Analysis
To understand the distribution of sources of various criminal robocalls, it is first helpful to understand some important points from academic criminology.
Within criminology, the Pareto Principle holds that most crime is committed by a small portion of criminals. This is commonly expressed as the “80/20” rule where 80% of crime is committed by 20% of criminals. Empirical and statistical evidence shows a relatively small number of criminal groups are responsible for the large majority of robocalls.
Differential association is the theory that individuals are more likely to commit crime if they are in social groups where the normative values in favor of committing crime outweigh the normative values opposed to committing crime. Learning theory holds that criminals learn how to commit specific crimes from other criminals.
As a practical matter, this manifests as a tendency for criminals who commit specific types of crime to be in the same homogeneous social groups as other criminals who commit the same types of crime. This is highly observable in criminal robocalling. For example, 90% or more of law enforcement impersonation calls come from India. Yet less than 1% of law enforcement impersonation calls come from Pakistan. 90% or more paid TV provider impersonation calls come from Pakistan. Yet less than 1% of paid TV provider impersonation calls come from India.
Empirical and statistical evidence shows that specific types of robocalls primarily come from common sources.
- Most law enforcement impersonation calls (including IRS and Social Security) come from India.
- Most tech support impersonation calls come from India.
- Most Amazon impersonation calls come from India.
- Most electric utility impersonation calls come from the Dominican Republic.
- Most paid TV provider impersonation calls come from Pakistan.
- Most lottery/sweepstakes robocalls come from Jamaica.
- Most “grandparent scam” robocalls come from the United States and Canada.
- Most false kidnapping scam robocalls come from Mexico.
- Most travel and tour telemarketing calls come from Mexico.
- Most timeshare related scam robocalls come from Mexico.
- Other types of scam calls specifically targeting Latinx or Chinese speaking communities come from Latin America or Asia.
- Immigration Agent impersonation calls targeting foreign exchange students (most victims of which are from China) originate from India.
Most prima facie criminal scams originate from outside the United States, primarily from India. This is based on the totality of call traces and other statistics over the past seven years. For example, in 2020 impersonation and tech support robocall complaints to the FTC declined 77% on March 23—the day COVID lockdowns were announced in India.
Robocalls of an abusive or semi-criminal nature, deceptive business practices, and calls that are only potential TCPA violations primarily originate from entities within the United States. Such calls include:
- Extended car warranty offers;
- Health insurance enrollment;
- Student loan forgiveness; and
- Credit repair.
In many cases, these types of robocalls may have been made outside the US and then “warm transferred” to US businesses after a nominal “screening.” This is done so that US businesses have deniability about how calls were originally made.
Since different types of robocalls have homogenous sources, this distribution of sources can be roughly determined by classification of robocall types in Do-Not-Call complaints made to the Federal Trade Commission.
A money mule is an individual who acts as an intermediary in moving funds from a scam victim to a scammer. Some money mules are knowing co-conspirators, others have been dupped into believing they are participating in legitimate business. Money mules provide a variety of functions.
- They cash out gift cards.
- They receive checks, gift cards, and cash mailed by victims.
- They receive deposits and wire transfers from victims.

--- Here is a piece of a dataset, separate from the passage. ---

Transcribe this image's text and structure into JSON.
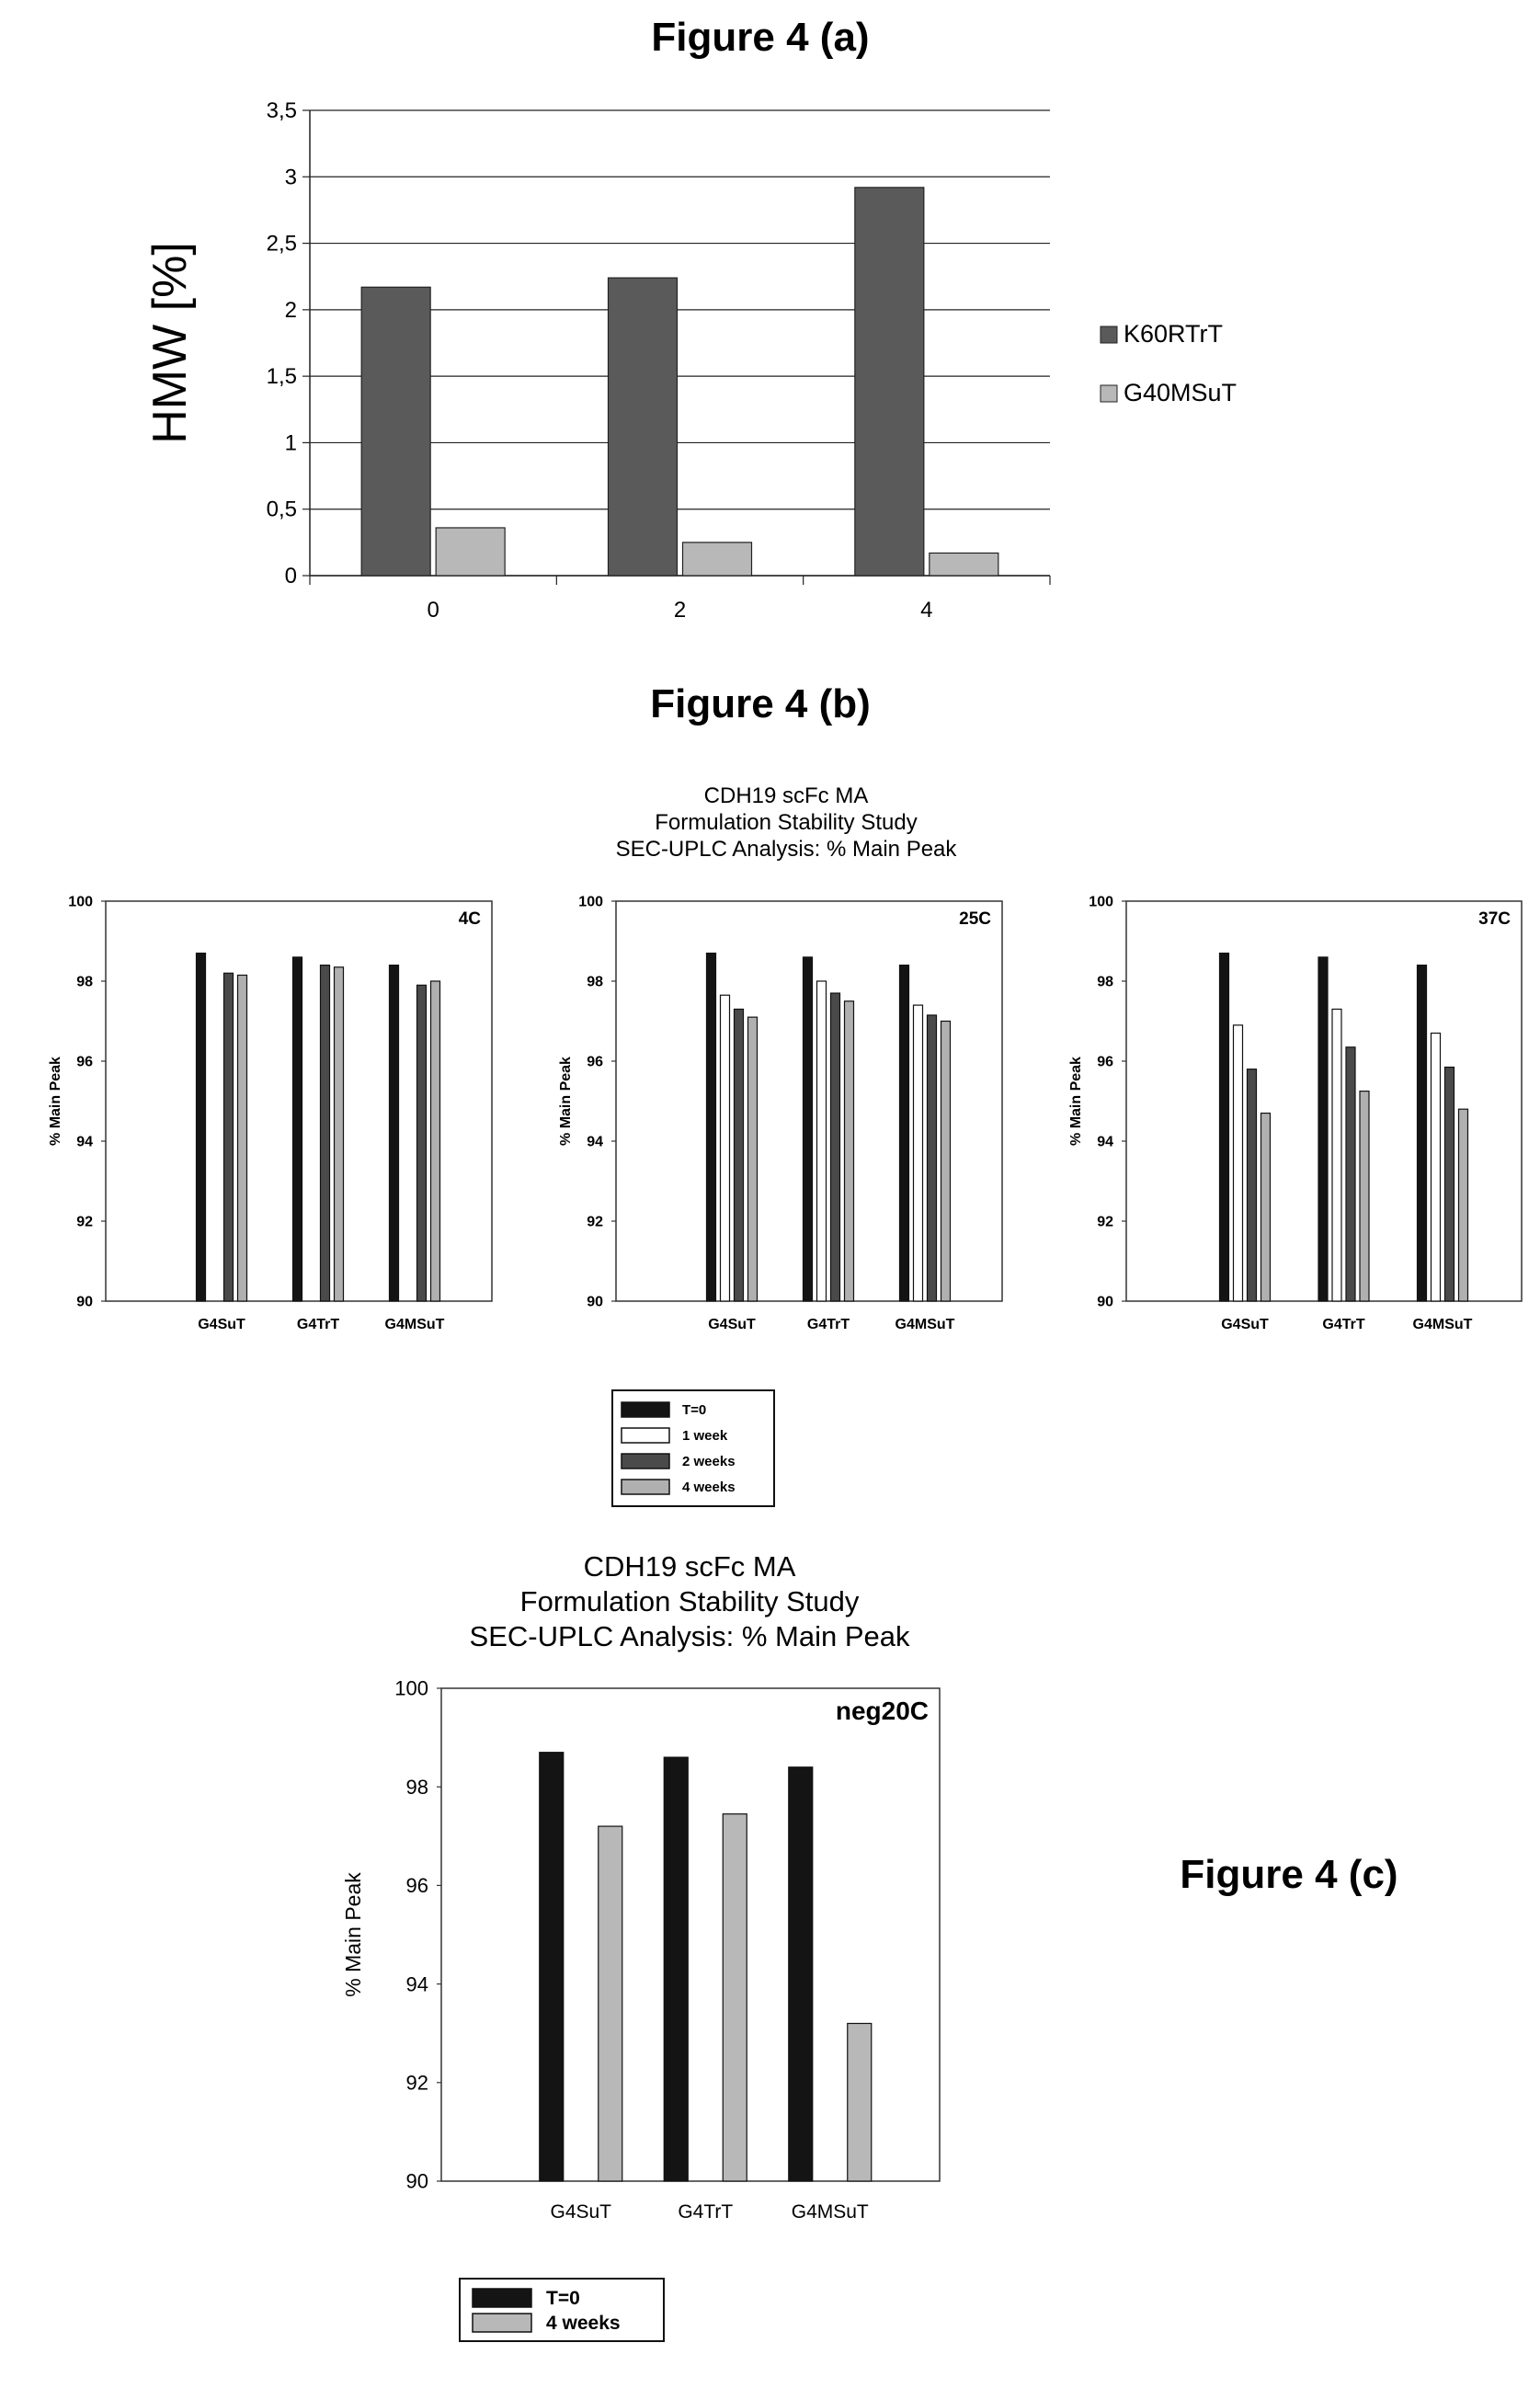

- They then transfer funds received from victims to scammers.
It should be noted that overseas criminal groups are not entirely dependent on the use of domestic money mules. Money mules are a convenience. They are not a necessity. Common methods of moving money from victims to scammers without the use of a domestic money mule include:
- Reselling gift cards online;
- Cryptocurrency ATM deposits or transfers;
- Offering games or apps for sale on Google or Apple app stores and purchasing them using gift cards provided by victims.
In many cases, domestic money mules are vertically integrated within India-based criminal groups. However, investigation of money mules by law enforcement can sometimes provide a distorted view of the sources of criminal robocalling when money mule networks are entirely separate from criminal robocalling groups. Chinese, Latin American, West African, South Asian, and domestic money mule and money laundering networks have commonly hired out to India-based criminal call centers while also hiring out to other fraud groups at the same time.
Such investigations become especially challenging when money mule networks are poly crime groups working for several different types of criminal enterprise. Sometimes, tracing phone calls is faster and more efficient than tracing illicit funds.
Industry traceback data sometimes overstates the frequency of criminal robocalls originating from inside the United States. This is because trace attempts are sometimes not completed. Upstream providers may decline to respond after a certain point. Other times trace attempts are stopped when the first US provider is identified.